Single-family existing-home sales rose 18 percent compared to a year ago.
“2021 began with the same market conditions we saw over the previous months, such as very low mortgage rates, high buyer demand and a lack of inventory,” said Florida Realtors President Cheryl Lambert, a broker-owner with Only Way Realty Citrus in Inverness. “This shortfall in inventory continues to put pressure on home prices. However, new pending sales increased 16.9% for single-family existing homes last month compared to January 2020, while new pending sales for condo-townhouse units rose 32 percent year-over-year.”
In January, closed sales of single-family homes statewide totaled 21,587, up 18 percent year-over-year, while existing condo-townhouse sales totaled 9,608, up 24.6 percent over January 2020. Closed sales may occur from 30- to 90-plus days after sales contracts are written.
The statewide median sales price for single-family existing homes was $305,000, up 15.1 percent from the previous year, according to data from Florida Realtors Research Department in partnership with local Realtor boards/associations. Last month’s statewide median price for condo-townhouse units was $230,000, up 15 percent over the year-ago figure. The median is the midpoint; half the homes sold for more, half for less.
Florida Realtors Chief Economist Dr. Brad O’Connor noted that Florida’s housing market kicked off 2021 on a strong note.
“Eighteen percent year-over-year growth in single-family sales and 25 percent growth in condo and townhouse sales is way, way above our historical average – and we will likely remain well above our historical average for most, if not all, of 2021,” he said. “The primary reason is that mortgage rates will likely remain quite low for the duration of the year. The Federal Reserve has repeatedly signaled it intends to pursue a monetary policy agenda that ensures this will be the case.
“That said, economic forecasters have reached something of a consensus that mortgage rates have finally reached a bottom. Interest rates are, of course, notoriously difficult to forecast, so you never really can be sure exactly where they’ll be 12 months from now – then again, it’s a reason to take notice when everyone’s forecasts actually agree on something. However, there is still some mild disagreement among prominent forecasters in terms of how fast rates will rise from here – although no one is currently predicting rates are going to rise too significantly,” he added.
Taking a look at the supply side of the market, last year’s decline in active listings of existing homes for sale continued into January 2021, according to O’Connor.
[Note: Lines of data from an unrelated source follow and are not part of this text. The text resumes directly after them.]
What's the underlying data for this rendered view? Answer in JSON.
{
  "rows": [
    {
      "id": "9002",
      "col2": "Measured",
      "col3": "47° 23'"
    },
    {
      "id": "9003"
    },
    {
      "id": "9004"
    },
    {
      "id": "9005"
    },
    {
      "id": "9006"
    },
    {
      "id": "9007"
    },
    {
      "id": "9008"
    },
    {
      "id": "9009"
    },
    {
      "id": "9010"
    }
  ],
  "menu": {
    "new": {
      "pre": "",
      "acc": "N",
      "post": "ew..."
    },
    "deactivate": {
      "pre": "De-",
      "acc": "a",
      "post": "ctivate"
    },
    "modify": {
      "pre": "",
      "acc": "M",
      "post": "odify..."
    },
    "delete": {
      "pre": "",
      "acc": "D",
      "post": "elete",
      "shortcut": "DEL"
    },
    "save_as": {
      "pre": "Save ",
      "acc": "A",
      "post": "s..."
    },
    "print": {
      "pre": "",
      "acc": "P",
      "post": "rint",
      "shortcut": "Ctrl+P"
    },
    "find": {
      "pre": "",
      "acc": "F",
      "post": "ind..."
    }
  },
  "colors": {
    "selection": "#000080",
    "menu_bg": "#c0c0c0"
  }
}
“To be clear, I’ve pointed out that year-over-year growth in new listings – at least on a statewide basis – was positive over the second half of 2020. It’s just the pace of sales has been so phrenetic that these new listings have not replaced enough of our inventory to reverse the trend. However, in January 2021, new listings of single-family homes were down over 10 percent year-over-year in what is normally a strong month for new listings. Likewise, new listings of condos and townhouses were down statewide by almost 7 percent. We’ll need to keep an eye on new listings for the next few months to see if this is really a downshift or just a one-time decline,” O’Connor said.
On the supply side of the market, inventory (active listings) continued to be constrained in January. Single-family existing homes were at a very restricted 1.6-months’ supply while condo-townhouse inventory was at a 3.9-months’ supply.
According to Freddie Mac, the interest rate for a 30-year fixed-rate mortgage averaged 2.75 percent in January 2021, significantly lower than the 3.62 percent averaged during the same month a year earlier.